Analysis related to article on FOIA Online Database.

Primary LanguageJupyter Notebook

Analysis related to FOIA Online Database.

CJR - What makes a good FOIA request? We studied 33,000 to find out.

  • Code by Nic & Rashida

1/31/2017: We're hoping to have all of our code up tonight. Important note: the current "analysis" notebook is not what the conclusions of our article are based on, but rather, simpler "gut-checks" to poke through the data, guided by some of the terms that came up in our text analysis and decision tree analysis. That code will be posted shortly!


We scraped all requests for years 2011 through 2016 available at https://foiaonline.regulations.gov/ and filtered out requests that were still under agency review.

Two categories of features were considered: ones we derived ourselves and others indicating the presence of specific word in a request. We stemmed words using a lemmatizer before generating a document-term matrix.

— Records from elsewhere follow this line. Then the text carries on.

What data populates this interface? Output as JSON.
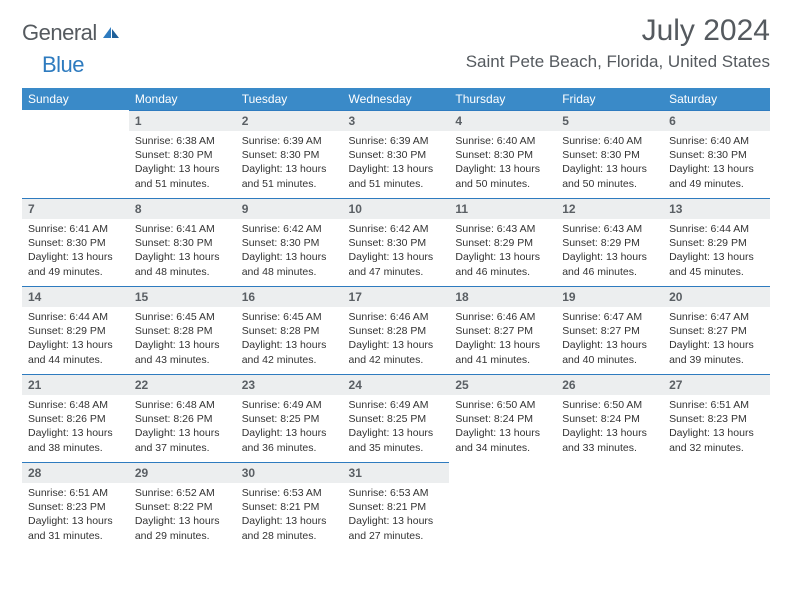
{
  "logo": {
    "word1": "General",
    "word2": "Blue"
  },
  "title": "July 2024",
  "location": "Saint Pete Beach, Florida, United States",
  "colors": {
    "header_bg": "#3a8ac8",
    "header_text": "#ffffff",
    "daynum_bg": "#eceeef",
    "daynum_text": "#5a5f64",
    "rule": "#2e7bbf",
    "body_text": "#333333",
    "page_bg": "#ffffff",
    "logo_gray": "#555a5f",
    "logo_blue": "#2e7bbf"
  },
  "fonts": {
    "title_pt": 30,
    "location_pt": 17,
    "header_pt": 12,
    "daynum_pt": 12,
    "detail_pt": 10.5
  },
  "weekdays": [
    "Sunday",
    "Monday",
    "Tuesday",
    "Wednesday",
    "Thursday",
    "Friday",
    "Saturday"
  ],
  "first_weekday_index": 1,
  "days": [
    {
      "n": 1,
      "sunrise": "6:38 AM",
      "sunset": "8:30 PM",
      "daylight": "13 hours and 51 minutes."
    },
    {
      "n": 2,
      "sunrise": "6:39 AM",
      "sunset": "8:30 PM",
      "daylight": "13 hours and 51 minutes."
    },
    {
      "n": 3,
      "sunrise": "6:39 AM",
      "sunset": "8:30 PM",
      "daylight": "13 hours and 51 minutes."
    },
    {
      "n": 4,
      "sunrise": "6:40 AM",
      "sunset": "8:30 PM",
      "daylight": "13 hours and 50 minutes."
    },
    {
      "n": 5,
      "sunrise": "6:40 AM",
      "sunset": "8:30 PM",
      "daylight": "13 hours and 50 minutes."
    },
    {
      "n": 6,
      "sunrise": "6:40 AM",
      "sunset": "8:30 PM",
      "daylight": "13 hours and 49 minutes."
    },
    {
      "n": 7,
      "sunrise": "6:41 AM",
      "sunset": "8:30 PM",
      "daylight": "13 hours and 49 minutes."
    },
    {
      "n": 8,
      "sunrise": "6:41 AM",
      "sunset": "8:30 PM",
      "daylight": "13 hours and 48 minutes."
    },
    {
      "n": 9,
      "sunrise": "6:42 AM",
      "sunset": "8:30 PM",
      "daylight": "13 hours and 48 minutes."
    },
    {
      "n": 10,
      "sunrise": "6:42 AM",
      "sunset": "8:30 PM",
      "daylight": "13 hours and 47 minutes."
    },
    {
      "n": 11,
      "sunrise": "6:43 AM",
      "sunset": "8:29 PM",
      "daylight": "13 hours and 46 minutes."
    },
    {
      "n": 12,
      "sunrise": "6:43 AM",
      "sunset": "8:29 PM",
      "daylight": "13 hours and 46 minutes."
    },
    {
      "n": 13,
      "sunrise": "6:44 AM",
      "sunset": "8:29 PM",
      "daylight": "13 hours and 45 minutes."
    },
    {
      "n": 14,
      "sunrise": "6:44 AM",
      "sunset": "8:29 PM",
      "daylight": "13 hours and 44 minutes."
    },
    {
      "n": 15,
      "sunrise": "6:45 AM",
      "sunset": "8:28 PM",
      "daylight": "13 hours and 43 minutes."
    },
    {
      "n": 16,
      "sunrise": "6:45 AM",
      "sunset": "8:28 PM",
      "daylight": "13 hours and 42 minutes."
    },
    {
      "n": 17,
      "sunrise": "6:46 AM",
      "sunset": "8:28 PM",
      "daylight": "13 hours and 42 minutes."
    },
    {
      "n": 18,
      "sunrise": "6:46 AM",
      "sunset": "8:27 PM",
      "daylight": "13 hours and 41 minutes."
    },
    {
      "n": 19,
      "sunrise": "6:47 AM",
      "sunset": "8:27 PM",
      "daylight": "13 hours and 40 minutes."
    },
    {
      "n": 20,
      "sunrise": "6:47 AM",
      "sunset": "8:27 PM",
      "daylight": "13 hours and 39 minutes."
    },
    {
      "n": 21,
      "sunrise": "6:48 AM",
      "sunset": "8:26 PM",
      "daylight": "13 hours and 38 minutes."
    },
    {
      "n": 22,
      "sunrise": "6:48 AM",
      "sunset": "8:26 PM",
      "daylight": "13 hours and 37 minutes."
    },
    {
      "n": 23,
      "sunrise": "6:49 AM",
      "sunset": "8:25 PM",
      "daylight": "13 hours and 36 minutes."
    },
    {
      "n": 24,
      "sunrise": "6:49 AM",
      "sunset": "8:25 PM",
      "daylight": "13 hours and 35 minutes."
    },
    {
      "n": 25,
      "sunrise": "6:50 AM",
      "sunset": "8:24 PM",
      "daylight": "13 hours and 34 minutes."
    },
    {
      "n": 26,
      "sunrise": "6:50 AM",
      "sunset": "8:24 PM",
      "daylight": "13 hours and 33 minutes."
    },
    {
      "n": 27,
      "sunrise": "6:51 AM",
      "sunset": "8:23 PM",
      "daylight": "13 hours and 32 minutes."
    },
    {
      "n": 28,
      "sunrise": "6:51 AM",
      "sunset": "8:23 PM",
      "daylight": "13 hours and 31 minutes."
    },
    {
      "n": 29,
      "sunrise": "6:52 AM",
      "sunset": "8:22 PM",
      "daylight": "13 hours and 29 minutes."
    },
    {
      "n": 30,
      "sunrise": "6:53 AM",
      "sunset": "8:21 PM",
      "daylight": "13 hours and 28 minutes."
    },
    {
      "n": 31,
      "sunrise": "6:53 AM",
      "sunset": "8:21 PM",
      "daylight": "13 hours and 27 minutes."
    }
  ],
  "labels": {
    "sunrise": "Sunrise:",
    "sunset": "Sunset:",
    "daylight": "Daylight:"
  }
}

Below is a complete list of our derived features:

  • Character count
  • Word count
  • Sentence count
  • Average sentence length
  • Whether the request mentioned the Freedom of Information Act
  • Whether the request mentioned fulfillment fees
  • Whether the request included a phone number
  • Whether the request included a hyperlink
  • Whether the request included an email address
  • Whether the request included a date
  • Whether the request made a reference to place
  • A readability score derived from character, word and sentence counts
  • Whether the request mentioned strings associated with data, like data formats
  • A specificity score, which amounts to the number of groups of nouns
  • Whether the request included an EPA identification number

We used decision trees as a first step in our search for important features.

Two methods of classifying requests were used. One limited our definition of a successful request to full grants. Another additionally considered partial grants to be successes. We did not observe a significant difference in our decision trees when switching our method of classification. This is likely because the number of partial requests was low. In light of this lack of difference, we used our stricter definition of success.

When trying to draw conclusions about FOIA requests in general--that is, across all agencies--we had to account for the fact that the FOIAOnline database had more requests from some agencies. We did this by repeatedly (1,000 times) taking equally-sized samples from each agency. A more detailed description of how we did this can be found in the comments of our R scripts.